Wiggins reiterated when asked if he had ever cheated that the claims were "absurd" and said that it was "the worst thing to be accused of".

"These allegations have never been put to me before until now, I've only found out today what I'm actually being accused of", he added. I just don't know any more in this sport - you are damned if you do, damned if you don't. It was initially claimed that the package Simon Cope brought out to La Toussuire was for the British women's team cyclist, Emma Pooley, and not for Bradley Wiggins.

"It would be hard to know what possible medical need could have required such a seemingly excessive use of this drug", it added. The source that the statement alludes to is described as "well-placed and respected" within the report.

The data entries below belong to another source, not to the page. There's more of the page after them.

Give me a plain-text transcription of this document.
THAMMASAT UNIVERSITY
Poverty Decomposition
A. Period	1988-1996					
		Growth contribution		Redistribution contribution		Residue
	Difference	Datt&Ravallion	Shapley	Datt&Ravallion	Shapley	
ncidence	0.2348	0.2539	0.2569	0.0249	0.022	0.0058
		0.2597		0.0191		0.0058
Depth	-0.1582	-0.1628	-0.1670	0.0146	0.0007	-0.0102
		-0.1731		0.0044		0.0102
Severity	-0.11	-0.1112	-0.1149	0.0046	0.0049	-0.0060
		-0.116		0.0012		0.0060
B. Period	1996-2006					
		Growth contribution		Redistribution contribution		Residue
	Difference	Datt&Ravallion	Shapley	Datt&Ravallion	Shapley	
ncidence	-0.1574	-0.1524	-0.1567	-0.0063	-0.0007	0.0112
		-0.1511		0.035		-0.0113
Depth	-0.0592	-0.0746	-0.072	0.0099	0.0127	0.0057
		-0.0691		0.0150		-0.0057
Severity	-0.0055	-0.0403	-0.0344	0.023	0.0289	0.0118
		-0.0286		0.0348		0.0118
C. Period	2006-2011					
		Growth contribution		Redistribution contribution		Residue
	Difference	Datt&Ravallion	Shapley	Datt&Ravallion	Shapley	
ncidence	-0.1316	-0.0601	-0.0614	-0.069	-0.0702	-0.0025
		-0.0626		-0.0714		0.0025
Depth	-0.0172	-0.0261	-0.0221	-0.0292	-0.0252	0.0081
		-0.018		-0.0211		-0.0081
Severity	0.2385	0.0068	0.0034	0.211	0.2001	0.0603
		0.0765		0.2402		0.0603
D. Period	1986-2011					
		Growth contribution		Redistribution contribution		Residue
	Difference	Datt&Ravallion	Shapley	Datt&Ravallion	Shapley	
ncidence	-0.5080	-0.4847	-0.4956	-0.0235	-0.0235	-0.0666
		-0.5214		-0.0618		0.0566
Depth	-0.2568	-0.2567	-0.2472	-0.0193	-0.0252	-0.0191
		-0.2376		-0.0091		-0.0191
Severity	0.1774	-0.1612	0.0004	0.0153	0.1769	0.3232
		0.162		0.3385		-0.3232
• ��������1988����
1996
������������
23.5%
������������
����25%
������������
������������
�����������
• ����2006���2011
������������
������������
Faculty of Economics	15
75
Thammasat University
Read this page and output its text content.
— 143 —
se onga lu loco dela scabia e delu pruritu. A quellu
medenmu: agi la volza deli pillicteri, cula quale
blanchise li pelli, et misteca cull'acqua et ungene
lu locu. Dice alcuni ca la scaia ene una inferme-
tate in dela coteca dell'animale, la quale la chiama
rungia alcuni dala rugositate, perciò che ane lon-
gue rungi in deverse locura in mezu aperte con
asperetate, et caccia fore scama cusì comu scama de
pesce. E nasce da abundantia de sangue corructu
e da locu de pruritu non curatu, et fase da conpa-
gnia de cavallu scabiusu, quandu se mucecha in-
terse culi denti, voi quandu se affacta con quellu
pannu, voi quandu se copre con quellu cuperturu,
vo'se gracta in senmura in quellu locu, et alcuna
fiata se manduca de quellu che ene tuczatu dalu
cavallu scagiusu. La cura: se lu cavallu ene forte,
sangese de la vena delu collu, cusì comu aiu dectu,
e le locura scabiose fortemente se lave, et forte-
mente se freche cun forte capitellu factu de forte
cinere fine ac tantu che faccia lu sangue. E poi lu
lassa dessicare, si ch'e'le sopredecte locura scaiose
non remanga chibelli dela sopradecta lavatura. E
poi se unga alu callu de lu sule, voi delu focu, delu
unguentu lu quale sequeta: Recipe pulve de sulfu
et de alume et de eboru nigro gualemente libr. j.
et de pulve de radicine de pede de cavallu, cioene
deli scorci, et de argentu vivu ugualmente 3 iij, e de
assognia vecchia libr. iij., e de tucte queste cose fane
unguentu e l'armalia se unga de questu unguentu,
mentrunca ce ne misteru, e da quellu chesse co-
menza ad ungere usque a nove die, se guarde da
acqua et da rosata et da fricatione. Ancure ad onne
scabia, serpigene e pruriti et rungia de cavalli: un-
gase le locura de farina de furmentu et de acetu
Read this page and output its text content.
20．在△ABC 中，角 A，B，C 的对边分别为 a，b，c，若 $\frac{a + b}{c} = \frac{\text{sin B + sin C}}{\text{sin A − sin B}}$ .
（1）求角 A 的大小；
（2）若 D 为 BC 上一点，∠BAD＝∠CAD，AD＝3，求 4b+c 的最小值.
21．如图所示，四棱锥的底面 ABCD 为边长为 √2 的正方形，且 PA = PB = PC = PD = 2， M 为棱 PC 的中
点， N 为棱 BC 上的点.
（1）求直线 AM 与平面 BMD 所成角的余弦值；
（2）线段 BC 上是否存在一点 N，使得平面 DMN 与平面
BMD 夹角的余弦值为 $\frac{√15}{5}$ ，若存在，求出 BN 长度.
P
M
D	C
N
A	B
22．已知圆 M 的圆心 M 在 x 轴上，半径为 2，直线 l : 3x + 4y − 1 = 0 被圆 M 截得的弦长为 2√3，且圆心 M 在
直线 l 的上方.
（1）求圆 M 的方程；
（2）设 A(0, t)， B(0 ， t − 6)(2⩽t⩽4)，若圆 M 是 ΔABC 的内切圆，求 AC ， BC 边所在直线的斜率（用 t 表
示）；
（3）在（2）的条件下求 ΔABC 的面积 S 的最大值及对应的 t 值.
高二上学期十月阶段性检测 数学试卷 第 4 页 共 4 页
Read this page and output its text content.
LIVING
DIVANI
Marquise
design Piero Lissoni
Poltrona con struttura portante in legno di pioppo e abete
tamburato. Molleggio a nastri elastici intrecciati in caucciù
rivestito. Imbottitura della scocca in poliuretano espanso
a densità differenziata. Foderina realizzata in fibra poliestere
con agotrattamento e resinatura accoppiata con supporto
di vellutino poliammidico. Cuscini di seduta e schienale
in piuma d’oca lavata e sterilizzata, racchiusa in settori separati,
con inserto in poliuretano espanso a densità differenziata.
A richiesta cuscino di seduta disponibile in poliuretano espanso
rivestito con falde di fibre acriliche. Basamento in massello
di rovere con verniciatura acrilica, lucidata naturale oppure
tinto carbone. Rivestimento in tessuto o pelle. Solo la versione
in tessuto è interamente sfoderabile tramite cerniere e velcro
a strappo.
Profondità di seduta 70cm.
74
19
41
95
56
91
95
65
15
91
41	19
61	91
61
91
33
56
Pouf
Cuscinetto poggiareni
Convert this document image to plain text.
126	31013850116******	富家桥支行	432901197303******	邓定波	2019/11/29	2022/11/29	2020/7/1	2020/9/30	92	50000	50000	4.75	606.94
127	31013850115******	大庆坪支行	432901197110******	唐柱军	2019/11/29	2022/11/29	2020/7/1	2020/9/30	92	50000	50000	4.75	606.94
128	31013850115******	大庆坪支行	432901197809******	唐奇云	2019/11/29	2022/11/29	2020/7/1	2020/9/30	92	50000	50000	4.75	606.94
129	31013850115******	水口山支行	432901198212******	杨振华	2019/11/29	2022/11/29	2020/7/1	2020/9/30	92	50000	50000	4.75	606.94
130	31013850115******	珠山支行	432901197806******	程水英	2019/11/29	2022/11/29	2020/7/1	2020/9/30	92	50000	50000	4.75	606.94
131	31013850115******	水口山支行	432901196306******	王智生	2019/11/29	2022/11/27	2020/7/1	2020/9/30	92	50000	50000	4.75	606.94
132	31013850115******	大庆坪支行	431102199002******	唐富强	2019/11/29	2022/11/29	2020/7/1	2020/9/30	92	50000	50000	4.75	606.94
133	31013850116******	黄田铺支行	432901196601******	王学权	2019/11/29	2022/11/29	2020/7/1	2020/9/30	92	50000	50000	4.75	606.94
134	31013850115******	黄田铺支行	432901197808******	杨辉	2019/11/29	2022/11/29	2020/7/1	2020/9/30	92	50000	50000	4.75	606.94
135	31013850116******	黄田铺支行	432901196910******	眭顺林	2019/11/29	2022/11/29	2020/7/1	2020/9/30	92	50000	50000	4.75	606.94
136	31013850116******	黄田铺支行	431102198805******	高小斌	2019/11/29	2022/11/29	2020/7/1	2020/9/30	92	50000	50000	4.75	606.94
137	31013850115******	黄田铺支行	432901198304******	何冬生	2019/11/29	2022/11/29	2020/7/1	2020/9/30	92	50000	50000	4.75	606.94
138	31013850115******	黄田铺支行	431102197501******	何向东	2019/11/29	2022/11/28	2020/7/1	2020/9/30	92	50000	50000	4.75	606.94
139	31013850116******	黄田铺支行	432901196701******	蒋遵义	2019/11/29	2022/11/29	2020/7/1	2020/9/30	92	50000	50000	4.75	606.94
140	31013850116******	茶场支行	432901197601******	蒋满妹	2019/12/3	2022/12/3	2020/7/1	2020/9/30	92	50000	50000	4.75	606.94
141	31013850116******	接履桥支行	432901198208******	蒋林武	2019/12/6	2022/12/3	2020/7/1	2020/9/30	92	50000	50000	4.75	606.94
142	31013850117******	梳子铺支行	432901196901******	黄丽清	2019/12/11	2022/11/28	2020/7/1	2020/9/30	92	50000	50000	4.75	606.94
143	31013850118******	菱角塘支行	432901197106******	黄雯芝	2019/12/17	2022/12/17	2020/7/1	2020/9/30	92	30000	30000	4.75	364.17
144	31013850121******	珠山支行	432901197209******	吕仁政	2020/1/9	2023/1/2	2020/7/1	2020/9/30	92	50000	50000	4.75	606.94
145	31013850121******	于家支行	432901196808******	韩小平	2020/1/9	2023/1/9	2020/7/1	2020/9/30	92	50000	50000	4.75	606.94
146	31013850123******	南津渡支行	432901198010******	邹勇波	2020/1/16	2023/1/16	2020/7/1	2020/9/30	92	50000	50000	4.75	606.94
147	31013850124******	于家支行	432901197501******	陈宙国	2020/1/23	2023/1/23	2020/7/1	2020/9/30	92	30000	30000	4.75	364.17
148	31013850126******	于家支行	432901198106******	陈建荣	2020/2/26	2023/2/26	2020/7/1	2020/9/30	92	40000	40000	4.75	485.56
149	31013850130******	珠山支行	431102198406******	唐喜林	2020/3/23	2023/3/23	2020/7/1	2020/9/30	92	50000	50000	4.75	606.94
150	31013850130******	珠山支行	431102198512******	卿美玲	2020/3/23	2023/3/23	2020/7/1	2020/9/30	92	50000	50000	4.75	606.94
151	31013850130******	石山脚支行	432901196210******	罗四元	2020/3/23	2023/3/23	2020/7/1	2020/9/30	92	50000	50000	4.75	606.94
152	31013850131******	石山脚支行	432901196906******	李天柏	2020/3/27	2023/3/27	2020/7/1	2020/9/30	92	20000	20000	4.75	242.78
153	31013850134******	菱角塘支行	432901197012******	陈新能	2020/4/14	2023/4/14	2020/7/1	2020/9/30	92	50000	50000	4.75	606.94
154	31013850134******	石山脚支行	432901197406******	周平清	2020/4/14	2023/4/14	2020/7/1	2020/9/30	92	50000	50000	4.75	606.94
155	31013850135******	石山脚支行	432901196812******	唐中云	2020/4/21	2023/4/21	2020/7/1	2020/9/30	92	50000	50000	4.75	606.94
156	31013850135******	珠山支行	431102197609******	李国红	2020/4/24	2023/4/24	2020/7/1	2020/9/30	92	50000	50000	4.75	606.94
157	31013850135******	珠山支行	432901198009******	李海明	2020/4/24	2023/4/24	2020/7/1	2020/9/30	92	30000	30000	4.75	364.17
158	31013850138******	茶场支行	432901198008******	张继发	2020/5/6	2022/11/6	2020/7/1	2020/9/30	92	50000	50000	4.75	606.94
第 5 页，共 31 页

The allegation in the DCMS report is not that Brailsford, Shane Sutton and company were running a secret doping operation.

DR: You didn't abuse the TUE system?

In January of that year, Cycling Weekly reported from the unveiling: "This is the first British ProTour team".

In his campaign for the UCI Presidency, David Lappartient called for the corticosteroids and tramadol to be banned, along with pledging to introduce mandatory medical monitoring, independent of teams.

"Tramadol must also be banned in cycling".

That deal has been held up by United Kingdom regulators but the picture is set to get even more complicated as Murdoch has agreed to sell most of 21st Century Fox, including its stake in Sky, to U.S. giant Disney.